Assert given property keys and values each match given check object.

If otherValue is RegExp, then each property value checked to match it:

(['a', 'b', 'c']).should.matchEach(/[a-c]/);

If otherValue is Function, then check each property value and key matched it:

[10, 11, 12].should.matchEach(function(it) { return it >= 10; });
[10, 11, 12].should.matchEach(function(it) { return it >= 10; });

In other cases it check that each property value is .eql to otherValue:

[10, 10].should.matchEach(10);

.throw() and throwError()

Assert an exception is thrown:

(function(){
  throw new Error('fail');
}).should.throw();

Assert an exception is not thrown:

(function(){

}).should.not.throw();

Assert exception message matches string:

(function(){
  throw new Error('fail');
}).should.throw('fail');

Assert exepection message matches regexp:

(function(){
  throw new Error('failed to foo');
}).should.throw(/^fail/);

If you need to pass arguments and/or context to execute function use Function#bind(context, arg1, ...):

function isPositive(n) {
    if(n <= 0) throw new Error('Given number is not positive')
}

isPositive.bind(null, 10).should.not.throw();
isPositive.bind(null, -10).should.throw();

If you need to check something in asynchronous function it is required to do in 2 steps:

// first we need to check that function is called
var called = false;
collection.findOne({ _id: 10 }, function(err, res) {
    called = true;

    //second we test what you want
    res.should.be....
});

called.should.be.true;

In case you are using something like Mocha, you should use asynchronous test and call done() in proper place to make sure that you asynchronous function is called before test is finished.

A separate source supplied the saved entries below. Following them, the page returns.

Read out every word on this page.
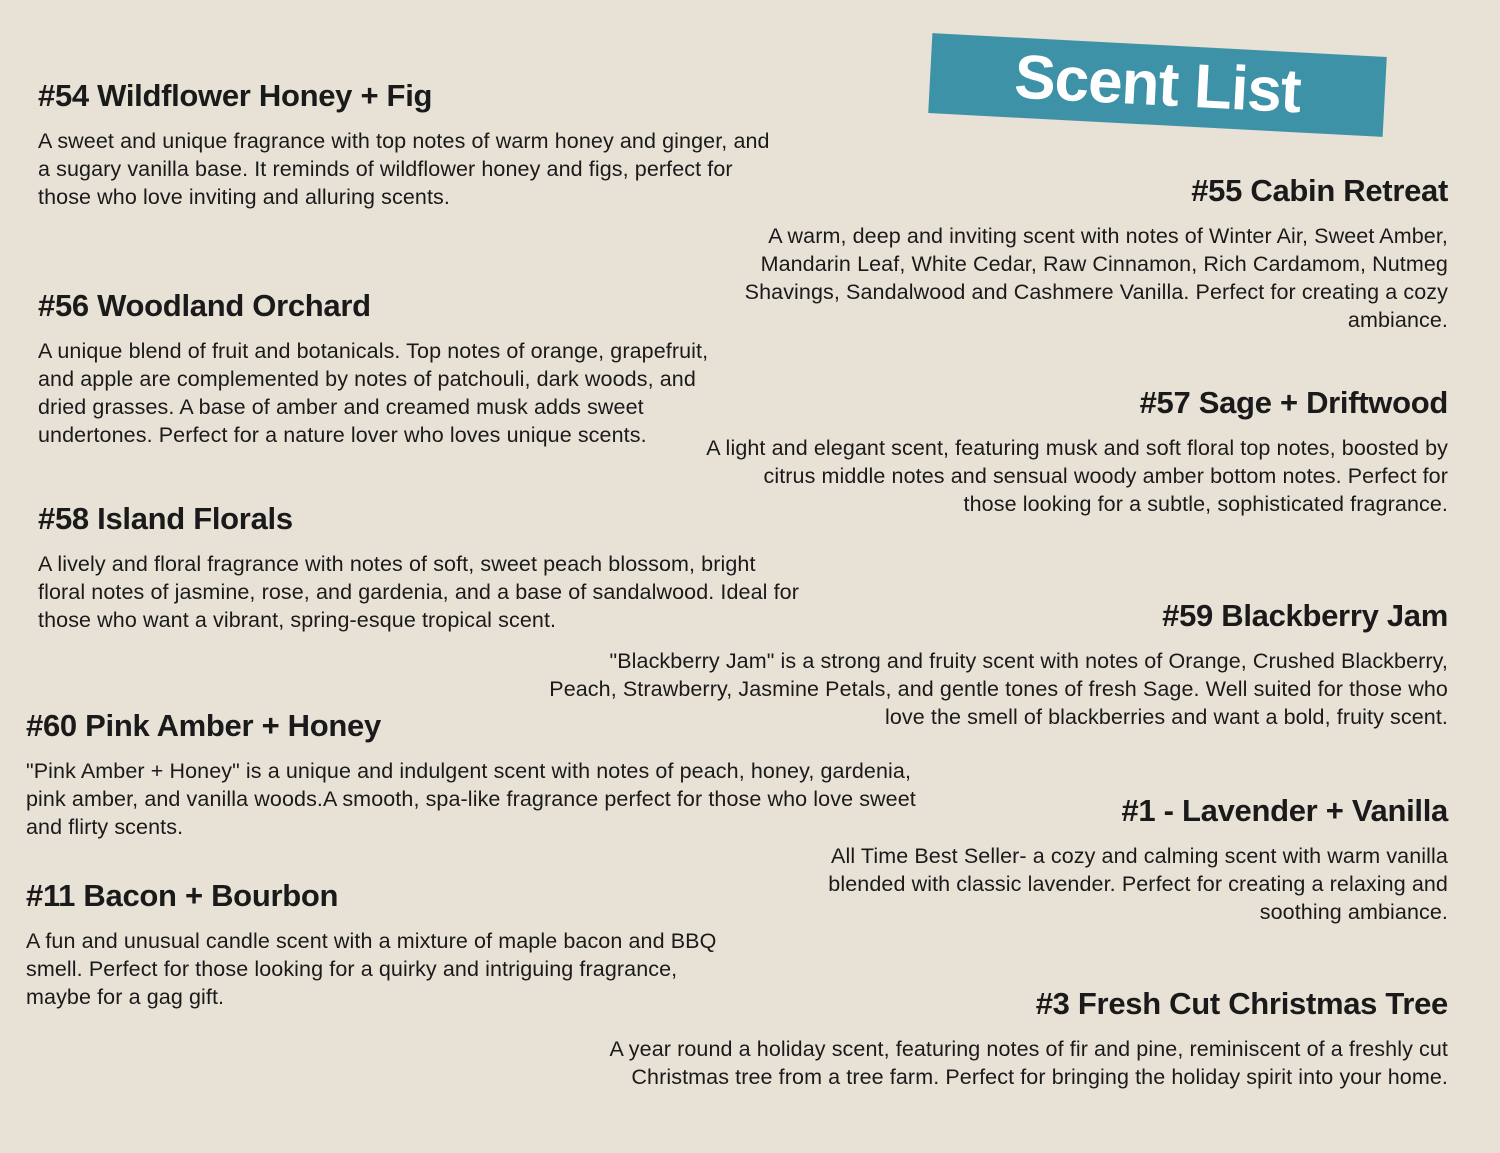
Scent List
#54 Wildflower Honey + Fig

A sweet and unique fragrance with top notes of warm honey and ginger, and a sugary vanilla base. It reminds of wildflower honey and figs, perfect for those who love inviting and alluring scents.	#55 Cabin Retreat

A warm, deep and inviting scent with notes of Winter Air, Sweet Amber, Mandarin Leaf, White Cedar, Raw Cinnamon, Rich Cardamom, Nutmeg Shavings, Sandalwood and Cashmere Vanilla. Perfect for creating a cozy ambiance.

#56 Woodland Orchard

A unique blend of fruit and botanicals. Top notes of orange, grapefruit, and apple are complemented by notes of patchouli, dark woods, and dried grasses. A base of amber and creamed musk adds sweet undertones. Perfect for a nature lover who loves unique scents.

#57 Sage + Driftwood

A light and elegant scent, featuring musk and soft floral top notes, boosted by citrus middle notes and sensual woody amber bottom notes. Perfect for those looking for a subtle, sophisticated fragrance.

#58 Island Florals

A lively and floral fragrance with notes of soft, sweet peach blossom, bright floral notes of jasmine, rose, and gardenia, and a base of sandalwood. Ideal for those who want a vibrant, spring-esque tropical scent.	#59 Blackberry Jam

"Blackberry Jam" is a strong and fruity scent with notes of Orange, Crushed Blackberry, Peach, Strawberry, Jasmine Petals, and gentle tones of fresh Sage. Well suited for those who love the smell of blackberries and want a bold, fruity scent.

#60 Pink Amber + Honey

"Pink Amber + Honey" is a unique and indulgent scent with notes of peach, honey, gardenia, pink amber, and vanilla woods.A smooth, spa-like fragrance perfect for those who love sweet and flirty scents.	#1 - Lavender + Vanilla

All Time Best Seller- a cozy and calming scent with warm vanilla blended with classic lavender. Perfect for creating a relaxing and soothing ambiance.

#11 Bacon + Bourbon

A fun and unusual candle scent with a mixture of maple bacon and BBQ smell. Perfect for those looking for a quirky and intriguing fragrance, maybe for a gag gift.	#3 Fresh Cut Christmas Tree

A year round a holiday scent, featuring notes of fir and pine, reminiscent of a freshly cut Christmas tree from a tree farm. Perfect for bringing the holiday spirit into your home.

collection.findOne({ _id: 10 }, function(err, res) {
    if(err) return done(err);
    //second we test what you want
    res.should.be....

    done();
});

In general case if you need to check that something is executed you need such thing as spies, good example is an sinon.

.status(code)

Asserts that .statusCode is code:

res.should.have.status(200);

Not included in browser build.

.header(field[, value])

Asserts that a .headers object with field and optional value are present:

res.should.have.header('content-length');
res.should.have.header('Content-Length', '123');

Not included in browser build.

.json

Assert that Content-Type is "application/json; charset=utf-8"

res.should.be.json

Not included in browser build.

.html

Assert that Content-Type is "text/html; charset=utf-8"

res.should.be.html

Not included in browser build.

Optional Error description

As it can often be difficult to ascertain exactly where failed assertions are coming from in your tests, an optional description parameter can be passed to several should matchers. The description will follow the failed assertion in the error:

(1).should.eql(0, 'some useful description')

AssertionError: some useful description
  at Object.eql (/Users/swift/code/should.js/node_modules/should/lib/should.js:280:10)
  ...

The methods that support this optional description are: eql, equal, within, instanceof, above, below, match, length, property, ownProperty.